The competition from generics helps drive this innovation, by compelling life science companies and their investors to back new technology as a way to sustain the high margins that have helped fuel investment in these endeavors. It’s one reason why the life science industry realizes one of the highest rates of investment in research and development – almost 19 percent of revenues, on average.
But not all parts of the pharmaceutical market have been equally open to competition from more affordable products. This is especially true for biologic medicines, which are typically complex molecules produced by living cells, and are increasingly the backbone of modern therapy.
The new approval pathway for biosimilars, enacted in 2010, allows an applicant to rely on the FDA’s finding of safety and effectiveness for a biological reference product to support approval of a biosimilar and, therefore, develop the product at a potentially lower cost than the original reference product, provided the sponsor can demonstrate that the product meets the statutory standards for biosimilar approval.

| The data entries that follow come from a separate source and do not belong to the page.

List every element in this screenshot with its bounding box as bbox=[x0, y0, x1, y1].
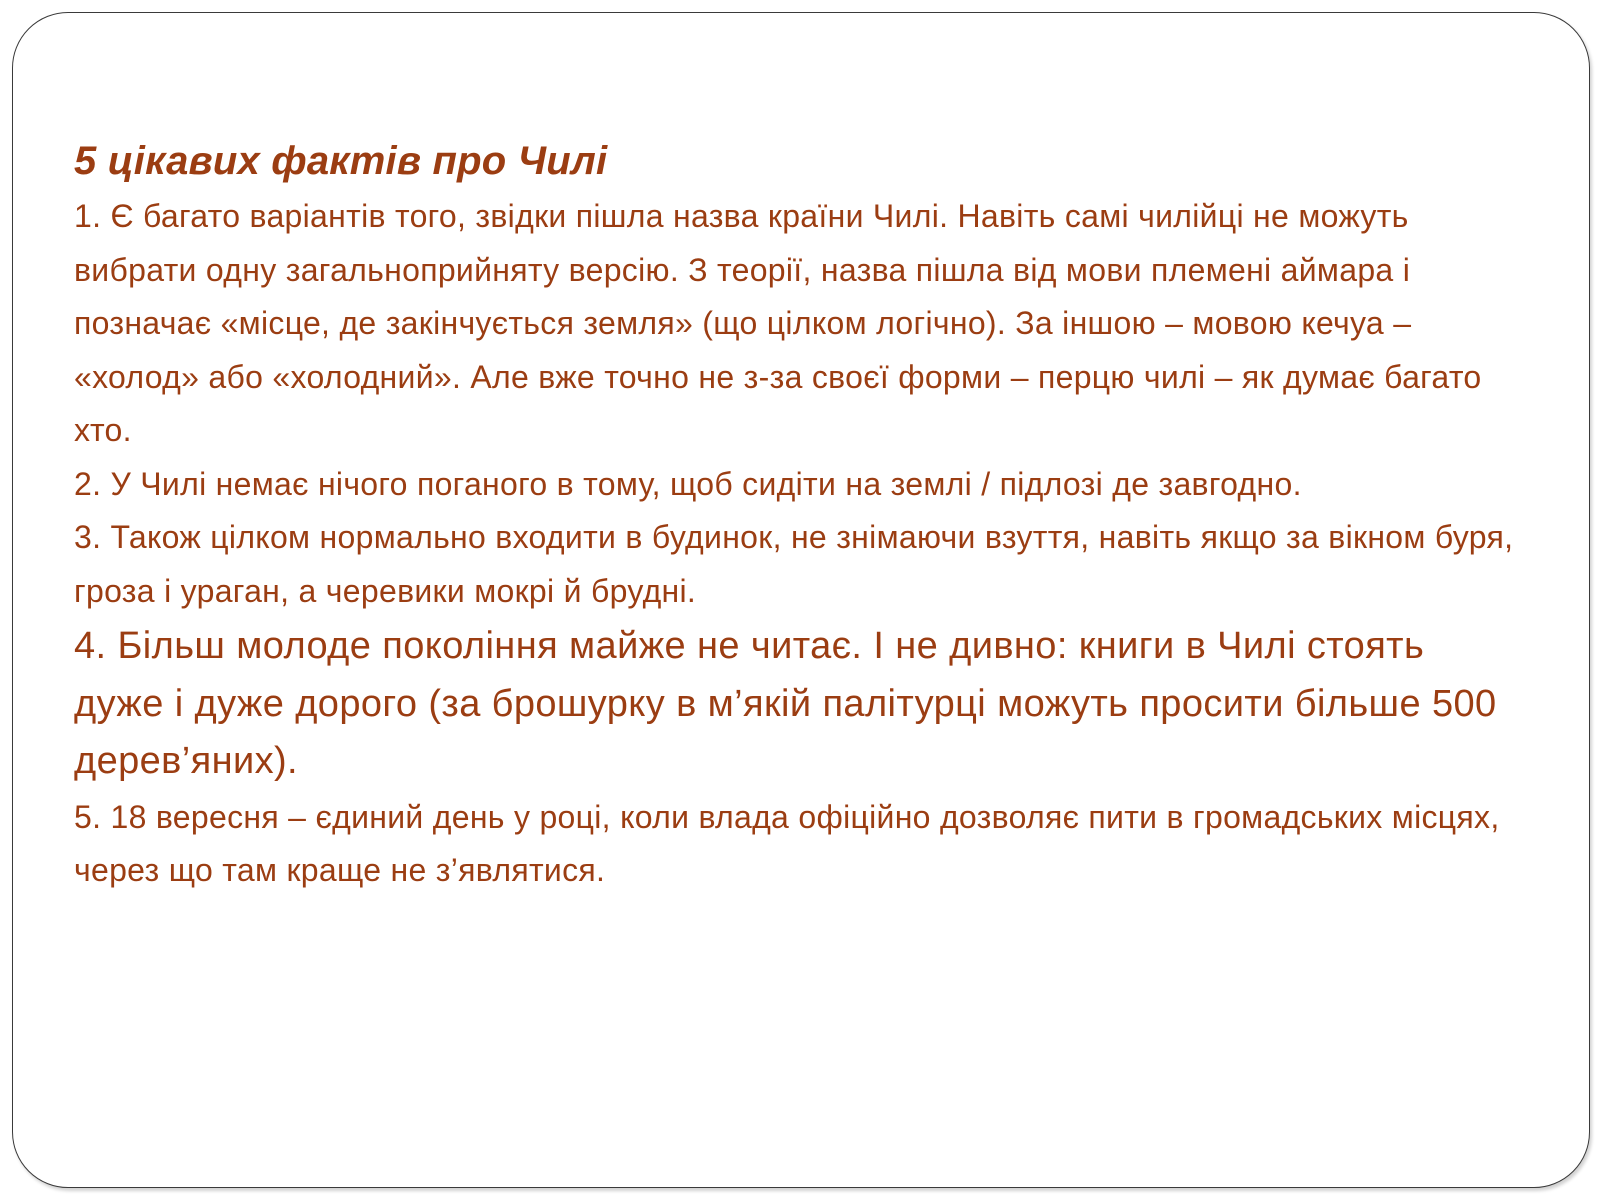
fact-3: 3. Також цілком нормально входити в будинок, не знімаючи взуття, навіть якщо за вікном буря, гроза і ураган, а черевики мокрі й брудні. bbox=[74, 519, 1514, 609]
fact-5: 5. 18 вересня – єдиний день у році, коли влада офіційно дозволяє пити в громадських місцях, через що там краще не з’являтися. bbox=[74, 798, 1500, 888]
fact-2: 2. У Чилі немає нічого поганого в тому, щоб сидіти на землі / підлозі де завгодно. bbox=[74, 465, 1302, 502]
slide-content bbox=[74, 132, 1514, 898]
fact-4: 4. Більш молоде покоління майже не читає. І не дивно: книги в Чилі стоять дуже і дуже дорого (за брошурку в м’якій палітурці можуть просити більше 500 дерев’яних). bbox=[74, 625, 1497, 782]
slide-title: 5 цікавих фактів про Чилі bbox=[74, 139, 608, 183]
fact-1: 1. Є багато варіантів того, звідки пішла назва країни Чилі. Навіть самі чилійці не можуть вибрати одну загальноприйняту версію. З теорії, назва пішла від мови племені аймара і позначає «місце, де закінчується земля» (що цілком логічно). За іншою – мовою кечуа – «холод» або «холодний». Але вже точно не з-за своєї форми – перцю чилі – як думає багато хто. bbox=[74, 198, 1482, 448]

The Biosimilar Action Plan released last July advances our ongoing implementation of the Biologics Price Competition and Innovation Act (BPCIA). The plan improves the efficiency of the biosimilar and interchangeable product development and approval process. It increases scientific and regulatory clarity for the biosimilar development community. It provides for more communication and outreach plans for educating patients, clinicians and payors about biosimilars’ safety and effectiveness. And it takes a number of steps to help address branded companies’ gaming of FDA requirements.
The first two guidance documents provide greater clarity on scientific and regulatory considerations for the development of biosimilar and interchangeable products. We intend to update these new guidance documents regularly, to address development issues as they evolve.

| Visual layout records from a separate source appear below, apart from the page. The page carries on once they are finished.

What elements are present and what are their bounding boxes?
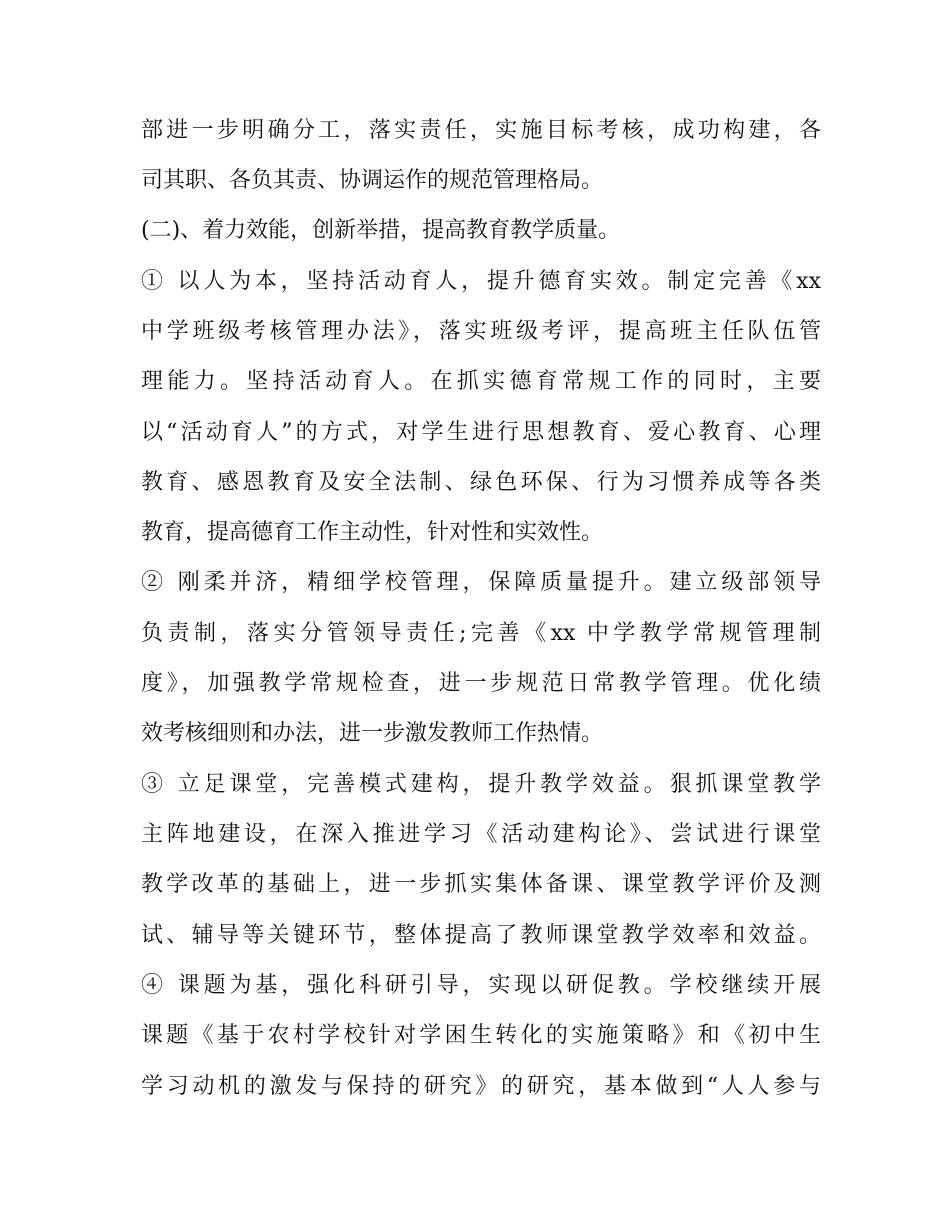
text-line: ③ 立足课堂，完善模式建构，提升教学效益。狠抓课堂教学 xyxy=(141,772,821,797)
text-line: 部进一步明确分工，落实责任，实施目标考核，成功构建，各 xyxy=(141,118,821,143)
text-line: 负责制，落实分管领导责任;完善《xx 中学教学常规管理制 xyxy=(141,621,821,646)
text-line: 司其职、各负其责、协调运作的规范管理格局。 xyxy=(141,168,604,193)
text-line: 度》，加强教学常规检查，进一步规范日常教学管理。优化绩 xyxy=(141,671,821,696)
text-line: ① 以人为本，坚持活动育人，提升德育实效。制定完善《xx xyxy=(141,269,821,294)
text-line: ② 刚柔并济，精细学校管理，保障质量提升。建立级部领导 xyxy=(141,570,821,595)
text-line: 中学班级考核管理办法》，落实班级考评，提高班主任队伍管 xyxy=(141,319,821,344)
text-line: 主阵地建设，在深入推进学习《活动建构论》、尝试进行课堂 xyxy=(141,822,821,847)
text-line: 试、辅导等关键环节，整体提高了教师课堂教学效率和效益。 xyxy=(141,923,821,948)
text-line: 以“活动育人”的方式，对学生进行思想教育、爱心教育、心理 xyxy=(141,420,821,445)
text-line: 教育、感恩教育及安全法制、绿色环保、行为习惯养成等各类 xyxy=(141,470,821,495)
text-line: 学习动机的激发与保持的研究》的研究，基本做到“人人参与 xyxy=(141,1074,821,1099)
text-line: (二)、着力效能，创新举措，提高教育教学质量。 xyxy=(141,218,621,243)
text-line: 教学改革的基础上，进一步抓实集体备课、课堂教学评价及测 xyxy=(141,872,821,897)
text-line: 效考核细则和办法，进一步激发教师工作热情。 xyxy=(141,721,604,746)
text-line: ④ 课题为基，强化科研引导，实现以研促教。学校继续开展 xyxy=(141,973,821,998)
text-line: 课题《基于农村学校针对学困生转化的实施策略》和《初中生 xyxy=(141,1023,821,1048)
text-line: 教育，提高德育工作主动性，针对性和实效性。 xyxy=(141,520,604,545)
text-line: 理能力。坚持活动育人。在抓实德育常规工作的同时，主要 xyxy=(141,369,821,394)
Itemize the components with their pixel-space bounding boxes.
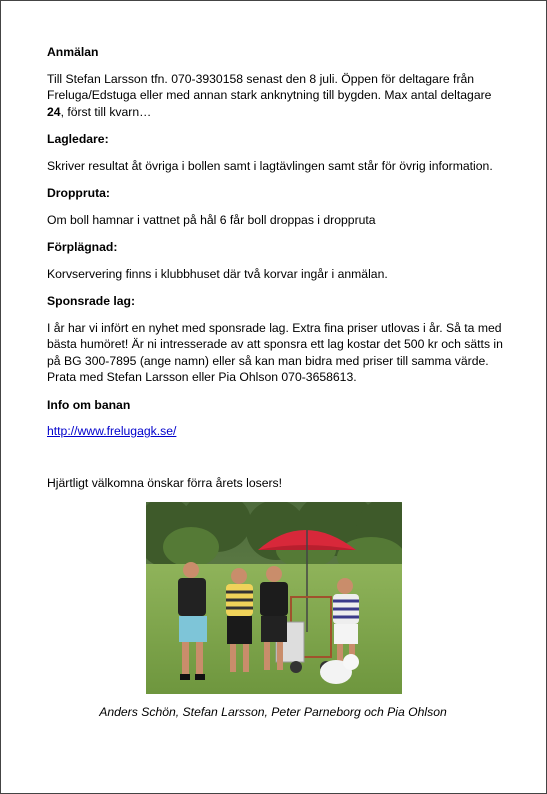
group-photo <box>146 502 402 694</box>
anmalan-text <box>47 71 507 121</box>
golf-club-link[interactable]: http://www.frelugagk.se/ <box>47 424 177 438</box>
heading-forplagnad: Förplägnad: <box>47 240 118 254</box>
document-body <box>47 44 507 721</box>
heading-sponsrade-lag: Sponsrade lag: <box>47 294 136 308</box>
droppruta-text: Om boll hamnar i vattnet på hål 6 får boll droppas i droppruta <box>47 212 376 227</box>
heading-droppruta: Droppruta: <box>47 186 110 200</box>
anmalan-text-part: Till Stefan Larsson tfn. 070-3930158 senast den 8 juli. Öppen för deltagare från Freluga/Edstuga eller med annan stark anknytning till bygden. Max antal deltagare <box>47 71 492 102</box>
forplagnad-text: Korvservering finns i klubbhuset där två korvar ingår i anmälan. <box>47 266 388 281</box>
photo-caption: Anders Schön, Stefan Larsson, Peter Parneborg och Pia Ohlson <box>99 705 447 719</box>
heading-lagledare: Lagledare: <box>47 132 109 146</box>
sponsrade-lag-text: I år har vi infört en nyhet med sponsrade lag. Extra fina priser utlovas i år. Så ta med bästa humöret! Är ni intresserade av att sponsra ett lag kostar det 500 kr och sätts in på BG 300-7895 (ange namn) eller så kan man bidra med priser till samma värde. Prata med Stefan Larsson eller Pia Ohlson 070-3658613. <box>47 320 503 384</box>
max-participants-value: 24 <box>47 104 61 119</box>
heading-anmalan: Anmälan <box>47 45 99 59</box>
lagledare-text: Skriver resultat åt övriga i bollen samt i lagtävlingen samt står för övrig information. <box>47 158 493 173</box>
closing-text: Hjärtligt välkomna önskar förra årets losers! <box>47 475 283 490</box>
anmalan-text-end: , först till kvarn… <box>60 104 152 119</box>
heading-info-om-banan: Info om banan <box>47 397 131 412</box>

This transition of biological products currently regulated as drugs to being regulated as biologics will enable, for the first time, products that are biosimilar to, or interchangeable with, these products to come to market. This is a watershed moment for insulin products, which millions of American take each day to maintain stable blood glucose.
There are currently no approved insulin products that can be substituted at the pharmacy level. One reason is that it was hard to bring a substitutable generic insulin to the market under the conventional drug pathway.

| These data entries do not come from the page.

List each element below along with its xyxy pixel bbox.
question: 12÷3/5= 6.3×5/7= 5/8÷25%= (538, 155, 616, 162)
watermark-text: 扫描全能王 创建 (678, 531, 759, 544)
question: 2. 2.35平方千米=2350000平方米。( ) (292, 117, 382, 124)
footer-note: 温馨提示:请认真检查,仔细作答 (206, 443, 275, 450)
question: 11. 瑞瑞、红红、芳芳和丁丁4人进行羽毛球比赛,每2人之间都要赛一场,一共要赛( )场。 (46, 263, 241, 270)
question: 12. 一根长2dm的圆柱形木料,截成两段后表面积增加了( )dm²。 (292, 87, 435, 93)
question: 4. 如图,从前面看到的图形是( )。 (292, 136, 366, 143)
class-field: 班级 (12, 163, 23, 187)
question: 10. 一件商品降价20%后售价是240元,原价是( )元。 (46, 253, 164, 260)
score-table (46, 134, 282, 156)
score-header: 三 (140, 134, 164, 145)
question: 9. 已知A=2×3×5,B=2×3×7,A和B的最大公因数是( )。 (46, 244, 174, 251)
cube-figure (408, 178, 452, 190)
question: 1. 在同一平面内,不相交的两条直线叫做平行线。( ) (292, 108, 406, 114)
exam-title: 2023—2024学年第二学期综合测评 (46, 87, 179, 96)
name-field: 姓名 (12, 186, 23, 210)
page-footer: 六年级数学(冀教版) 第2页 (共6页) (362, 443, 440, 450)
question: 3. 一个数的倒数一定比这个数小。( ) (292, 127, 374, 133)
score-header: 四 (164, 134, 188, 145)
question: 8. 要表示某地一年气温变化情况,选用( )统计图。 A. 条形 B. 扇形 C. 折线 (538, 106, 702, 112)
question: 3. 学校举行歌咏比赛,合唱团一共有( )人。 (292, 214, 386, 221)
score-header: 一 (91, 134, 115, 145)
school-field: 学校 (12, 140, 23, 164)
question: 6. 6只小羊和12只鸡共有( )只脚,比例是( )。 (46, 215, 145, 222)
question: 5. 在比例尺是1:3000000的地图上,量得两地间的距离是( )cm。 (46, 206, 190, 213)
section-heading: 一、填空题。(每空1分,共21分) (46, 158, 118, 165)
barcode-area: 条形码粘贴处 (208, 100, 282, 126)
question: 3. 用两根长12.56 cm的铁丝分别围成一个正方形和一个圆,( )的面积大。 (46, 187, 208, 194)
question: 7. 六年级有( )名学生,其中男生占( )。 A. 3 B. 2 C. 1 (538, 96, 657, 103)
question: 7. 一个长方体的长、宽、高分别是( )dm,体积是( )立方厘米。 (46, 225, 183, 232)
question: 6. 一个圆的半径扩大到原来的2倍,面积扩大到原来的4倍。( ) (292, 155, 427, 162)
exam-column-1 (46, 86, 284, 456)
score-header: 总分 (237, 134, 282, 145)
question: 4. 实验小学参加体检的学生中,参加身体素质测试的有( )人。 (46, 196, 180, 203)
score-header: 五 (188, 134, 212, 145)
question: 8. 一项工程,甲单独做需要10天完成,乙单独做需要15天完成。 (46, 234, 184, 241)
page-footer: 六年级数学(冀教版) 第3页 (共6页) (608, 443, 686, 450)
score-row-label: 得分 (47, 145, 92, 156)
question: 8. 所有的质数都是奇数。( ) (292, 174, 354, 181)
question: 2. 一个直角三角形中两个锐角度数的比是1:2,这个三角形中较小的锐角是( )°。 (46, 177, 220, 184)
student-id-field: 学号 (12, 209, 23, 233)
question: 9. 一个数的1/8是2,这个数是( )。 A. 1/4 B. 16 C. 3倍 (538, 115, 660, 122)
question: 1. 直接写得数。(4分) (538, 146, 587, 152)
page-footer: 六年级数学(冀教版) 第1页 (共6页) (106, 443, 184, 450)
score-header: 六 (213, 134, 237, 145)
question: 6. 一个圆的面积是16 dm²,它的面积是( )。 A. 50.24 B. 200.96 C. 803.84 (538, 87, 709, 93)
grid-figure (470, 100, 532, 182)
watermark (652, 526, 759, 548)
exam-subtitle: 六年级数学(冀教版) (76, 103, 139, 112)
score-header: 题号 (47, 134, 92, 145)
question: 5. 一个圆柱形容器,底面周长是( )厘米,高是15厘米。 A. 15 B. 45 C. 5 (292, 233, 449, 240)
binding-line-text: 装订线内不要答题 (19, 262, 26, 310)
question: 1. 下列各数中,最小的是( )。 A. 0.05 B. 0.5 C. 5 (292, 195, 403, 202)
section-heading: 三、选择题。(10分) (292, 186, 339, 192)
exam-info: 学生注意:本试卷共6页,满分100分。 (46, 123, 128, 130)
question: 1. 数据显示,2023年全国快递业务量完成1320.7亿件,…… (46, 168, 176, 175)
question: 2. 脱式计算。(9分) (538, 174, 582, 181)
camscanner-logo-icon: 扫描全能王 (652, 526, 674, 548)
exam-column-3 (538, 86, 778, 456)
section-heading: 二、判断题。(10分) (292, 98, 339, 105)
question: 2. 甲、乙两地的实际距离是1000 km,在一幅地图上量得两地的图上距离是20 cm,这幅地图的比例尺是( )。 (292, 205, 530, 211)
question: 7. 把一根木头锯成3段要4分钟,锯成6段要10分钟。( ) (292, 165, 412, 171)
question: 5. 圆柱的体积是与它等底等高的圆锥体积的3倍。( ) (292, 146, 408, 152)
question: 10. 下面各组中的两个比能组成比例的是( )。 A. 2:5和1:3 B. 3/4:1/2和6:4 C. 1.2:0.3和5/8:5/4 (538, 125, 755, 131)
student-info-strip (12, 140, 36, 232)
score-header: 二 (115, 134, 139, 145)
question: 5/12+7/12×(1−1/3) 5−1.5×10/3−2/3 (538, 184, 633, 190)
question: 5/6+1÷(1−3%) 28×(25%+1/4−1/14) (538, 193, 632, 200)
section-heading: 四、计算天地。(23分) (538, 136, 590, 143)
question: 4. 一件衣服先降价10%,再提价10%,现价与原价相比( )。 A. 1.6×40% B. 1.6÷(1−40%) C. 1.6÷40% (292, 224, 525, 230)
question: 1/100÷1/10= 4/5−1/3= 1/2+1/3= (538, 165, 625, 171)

The final guidance provides recommendations to sponsors of proposed biological products that are intended for submission in a New Drug Application (NDA) that may not receive final approval under the drug pathway of the FD&C Act by March 2020 to carefully consider how they can align their development plans to account for the transition provisions of the new biologics pathway. Biological products that have been approved under section 505 of the FD&C Act will be removed from the FDA’s Orange Book on March 23, 2020, based on the agency’s position that these products are no longer “listed drugs.” That means that a follow-on applicant won’t be able to rely upon these NDAs for approval. They have to go down the biosimilars path after the transition. Products approved in NDAs that are deemed to be Biologics License Applications (BLAs) will be included in the Purple Book, which lists biologics licensed by the FDA under the PHSA.
The final guidance also describes the FDA’s plans for supplements to approved NDAs that are pending under the FD&C Act on March 23, 2020. The FDA is working to ensure that there’s a seamless transition of approved NDAs for biological products that will be deemed licensed BLAs, and that there are minimal impacts on manufacturers and patients. Patients on medications that will transition from being regulated under an approved NDA to a deemed BLA won’t be affected by the transition.
FDA research shows that drug prices are directly related to the number of generic manufacturers in the market. The first generic competitor to market offers only a small discount to the branded product. But once three or more generic competitors enter the market, discounts can rise to 80 percent or more of the branded price.